Doch die hervortretende Ära der Organotherapie, bei welcher menschliches und tierisches Gewebe zur Krankheitsbehandlung eingesetzt wird und dessen Anwendung auf die Bauchspeicheldrüse liessen Pflügers Erkenntnisse in den Hintergrund rücken. Das Ziel sollte es sein das Sekret, welches sich in der Bauchspeicheldrüse befindet zu entnehmen und in der Therapie von Diabetespatienten einzusetzen. Banting und Best gelang dies Jahre später und sie nannten das Sekret Insulin (Vgl. Peters et. al., 2011, S.119-130). Die Bauchspeicheldrüsen von Schweinen und Rindern dienten, im Rahmen von Industrieverfahren, in den kommenden Jahren als Spender großer Mengen von Insulin zu Therapiezwecken. Pflügers Ideen waren bereits gänzlich in Vergessenheit geraten.

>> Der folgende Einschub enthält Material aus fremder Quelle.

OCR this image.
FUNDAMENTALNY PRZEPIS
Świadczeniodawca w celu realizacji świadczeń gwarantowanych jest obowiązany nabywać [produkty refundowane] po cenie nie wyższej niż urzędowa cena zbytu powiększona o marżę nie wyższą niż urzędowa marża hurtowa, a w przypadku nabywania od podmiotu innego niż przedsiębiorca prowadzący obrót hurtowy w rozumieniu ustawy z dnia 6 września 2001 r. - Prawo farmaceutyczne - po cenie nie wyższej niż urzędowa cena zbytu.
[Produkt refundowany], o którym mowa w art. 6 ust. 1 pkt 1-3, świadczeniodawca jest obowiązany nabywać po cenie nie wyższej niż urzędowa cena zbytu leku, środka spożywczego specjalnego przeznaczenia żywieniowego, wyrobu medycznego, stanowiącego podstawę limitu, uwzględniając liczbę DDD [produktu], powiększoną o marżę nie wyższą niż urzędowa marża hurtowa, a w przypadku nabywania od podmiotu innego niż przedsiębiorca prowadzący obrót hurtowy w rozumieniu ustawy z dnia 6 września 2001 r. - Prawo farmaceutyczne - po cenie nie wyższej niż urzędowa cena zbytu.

Heute zeigt sich in Deutschland folgende Situation. Jedes Jahr erkrankt rund eine halbe Million Menschen allein in Deutschland an Diabetes. Insbesondere die Neuerkrankungen des Diabetes mellitus Typ 2 zeigt mit den Jahren eine erhöhte Prävalenz (Vgl. Zylka-Menhorn, 2017, S.748). Die Zukunftsprognose zeigt eine deutliche Zunahme der Krankheitslast.

Wenn die Energieverteilung im Körper nicht mehr gut funktioniert, gerät das System nach und nach mehr aus dem natürlichen Gleichgewicht. Wie wir bereits in einem vorherigen Blogbeitrag näher beschrieben, ist das Gehirn sehr sensibel was ihren eigenen Energiehaushalt betrifft (Vgl. Peters et al., 2004, S.143-180). Ist das System der Energieverteilung gestört, kommt ein neuer Energieversorger zum Einsatz, es wird mehr gegessen und Glukose ist fürs Gehirn mit wenig Aufwand im Überfluss verfügbar und die Krise erstmal abgewehrt. Die Folgen sind allerdings dramatisch, es entsteht ein ständiges Überangebot an Energie, der Blutzucker ist häufig stark erhöht und der Körper muss die überschüssige Energie lagern. Erste Anlaufstelle ist das Fettgewebe doch auch dieses ist irgendwann voll und als letzte Option bleibt die Ausscheidung über die Niere, um einen weiteren Anstieg des Blutzuckers zu vermeiden.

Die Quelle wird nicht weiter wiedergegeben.